This week on the blog, coLab member and leadership coach Karen Bowen gives us a primer on a few simple ways that you can improve communication with your team starting right now.
Words can often seem inconsequential in the moment. But what studies have repeatedly shown is that the words we use Matter. Our words are what allow us to foster healthy relationships, increase our personal well-being, and clearly communicate at work. So how can you be a more effective communicator? Start by nixing these three words from your vocabulary.
Eliminate “Don’t” to Get Unstuck
“Don’t” is a commonly used word that sets us up for inaction. There are competing schools of thought, but one theory says that the brain does a poor job of processing negative words like “don’t”. A statement to yourself or others that centers around a command of “don’t” creates focus on what you are trying to avoid. That focus gets translated to your subconscious brain and, in the words of Marga Gooren, “What you pay attention to is what you get.”
It’s a self-fulfilling prophecy: The more you say “don’t”, the more you get what you say you don’t want.
The end result of the word “don’t” leaves you, or others, stuck in a place of inaction. There is no way forward from a “don’t want”, you can’t live into a “don’t want”, and you can’t set a goal to achieve a “don’t want”.
So, what can you do? Communicate what you do want rather than what you don’t want.

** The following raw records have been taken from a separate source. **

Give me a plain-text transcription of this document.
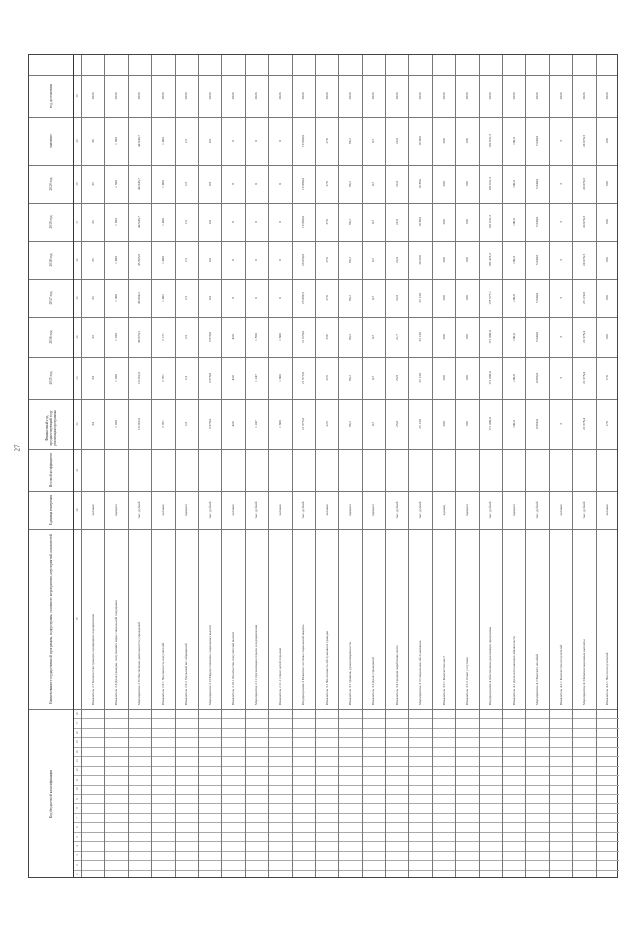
27
Код бюджетной классификации
Наименование государственной программы, подпрограмм, основного мероприятия, мероприятий, показателей
Единица измерения
Весовой коэффициент
Финансовый год, предшествующий году реализации программы
2015 год
2016 год
2017 год
2018 год
2019 год
2020 год
значение
год достижения
19
20
21
22
23
24
25
26
27
28
29
30
1
2
3
4
5
6
7
8
9
10
11
12
13
14
15
16
17
18
Показатель 2.7 Количество граждан, прошедших оздоровление
человек
34
34
33
35
35
35
35
36
2020
Показатель 2.8 Доля граждан, получивших меры социальной поддержки
процент
1 200
1 200
1 280
1 300
1 400
1 500
1 500
1 500
2020
Мероприятие 2.9 Обеспечение деятельности учреждений
тыс. рублей
10 262,0
10 262,0
46 870,5
46 864,2
45 863,8
44 843,7
44 843,7
44 843,7
2020
Показатель 2.9.1 Численность получателей
человек
2 761
2 761
2 171
1 402
1 400
1 400
1 400
1 400
2020
Показатель 2.9.2 Удельный вес обращений
процент
2,3
2,3
2,5
2,5
2,5
2,5
2,5
2,5
2020
Мероприятие 2.10 Предоставление социальных выплат
тыс. рублей
3 978,0
3 978,0
3 978,0
4 0
4 0
4 0
4 0
4 0
2020
Показатель 2.10.1 Количество получателей выплат
человек
424
424
424
0
0
0
0
0
2020
Мероприятие 2.11 Организация отдыха и оздоровления
тыс. рублей
1 247
1 247
1 850
0
0
0
0
0
2020
Показатель 2.11.1 Охват детей отдыхом
человек
1 600
1 600
1 600
0
0
0
0
0
2020
Подпрограмма 3 Развитие системы социальной защиты
тыс. рублей
21 975,0
21 975,0
21 970,0
25 099,5
26 050,0
19 880,0
19 880,0
19 880,0
2020
Показатель 3.1 Численность обслуженных граждан
человек
223
223
259
270
270
270
270
270
2020
Показатель 3.2 Уровень удовлетворенности
процент
99,2
99,2
99,2
99,2
99,2
99,2
99,2
99,2
2020
Показатель 3.3 Доля учреждений
процент
0,7
0,7
0,7
0,7
0,7
0,7
0,7
0,7
2020
Показатель 3.4 Средняя заработная плата
тыс. рублей
23,8
23,8
21,7
22,0
22,0
22,0
22,0
22,0
2020
Мероприятие 3.5 Социальное обслуживание
тыс. рублей
25 130
25 130
25 130
25 130
26 050
19 890
19 890
19 890
2020
Показатель 3.5.1 Количество мест
единиц
280
280
280
280
280
280
280
280
2020
Показатель 3.5.2 Охват услугами
процент
100
100
100
100
100
100
100
100
2020
Подпрограмма 4 Обеспечение реализации программы
тыс. рублей
171 090,0
171 090,0
171 090,0
178 577,1
185 473,3
192 631,3
192 631,3
192 631,3
2020
Показатель 4.1 Доля исполненных обязательств
процент
100,0
100,0
100,0
100,0
100,0
100,0
100,0
100,0
2020
Мероприятие 4.2 Выплата пособий
тыс. рублей
4 666,0
4 666,0
5 040,0
5 040,0
5 040,0
5 040,0
5 040,0
5 040,0
2020
Показатель 4.2.1 Количество получателей
человек
3
3
3
3
3
3
3
3
2020
Мероприятие 4.3 Компенсационные выплаты
тыс. рублей
22 378,4
22 378,4
22 378,4
23 174,8
24 070,3
24 070,3
24 070,3
24 070,3
2020
Показатель 4.3.1 Число получателей
человек
170
170
180
180
180
180
180
180
2020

In business, this means that “Don’t forget that report is due Friday” could become “Remember the report is due Friday” or “Don’t forget to email that customer” becomes “Email [customer] to confirm interest”.
Replace “But” with “And” to Convey Clear Intent
The word “but” is problematic for a variety of reasons. When you use the word “but”, it negates everything you said before it. “But” also sets up an argumentative style and creates focus on what you say after the word “but”. We assume that what comes after the “but” is the real message someone wants to deliver. We have created mistrust in the workplace and in our relationships by mindlessly using “but” in our efforts to communicate.
Think of a time someone said something positive to you…did you anticipate the “but…”? Did you really even hear the first part of the sentence or were you distracted by what you thought was the real message?
To increase your communication clarity, replace the word “but” with “and”. This can be harder than it seems, as it requires mindful reflection on the message you want to deliver. If you practice this, your message will become clearer and more positive.
For example: “I really value your work, but it would help if you included more detail” becomes “I really value your work, and it would help if you included more detail”.
If you cannot replace “but” with “and”, check the intent and message you want to convey. Neurolinguistics research suggests that we are each responsible for the impact our communication has on others. Take responsibility of your impact by being aware and mindful with your use of the word “but”.
Let Go of “Shoulds” to Spur Action
You know what they say: Shoulda woulda coulda. Often with good intent, we use “should” when offering advice, or perhaps trying to create some motivation. While sometimes it can land lightly as guidance, most often “should” sets us up to be ineffective. “Should” can set unrealistic expectations, creates guilt, and decreases the desire to take action.
We spend our days thinking about what we “should” do, which causes guilt and judgement. The next time you find yourself thinking “I should…”, ask yourself why do you feel you “should” and get clear on this. Is this something you really want to do? Be mindful of your impact on others when you suggest someone “should” take a specific action. The effect on others is the same: Guilt increases, motivation decreases, and resentment builds. We “should” all over ourselves and others all day.
To combat this and move towards personal health and positive relationships, translate the “shoulds” into “wants” – or perhaps choose to let them go. Notice when you say “should” and pause to explore your intent. Be mindful of yourself and of others. Eliminating “shoulds” in your self-talk supports you in being personally empowered. Translating “shoulds” towards others relieves guilt, obligation and resentment to sustains positive relationships.
It Isn’t About Perfection
The practice of changing your language is not about perfection, rather, it is about the practice. About encouraging reflection and becoming more mindful of the language we choose. By eliminating the negative context of these three words, and becoming mindful of the messages you want to convey, you increase clarity in your communication. You can be more effective, authentic and empowered in your choices. Try it out!
Karen Bowen owns ManagerKnowHow, a firm specializing in leadership curriculums and interventional organizational development services. Masters educated with 20+ years of experience, Karen is an expert in translating the complex world of values, leadership skills, team dynamics, and culture into metrics, measurable trends, concrete strategy and practical objectives.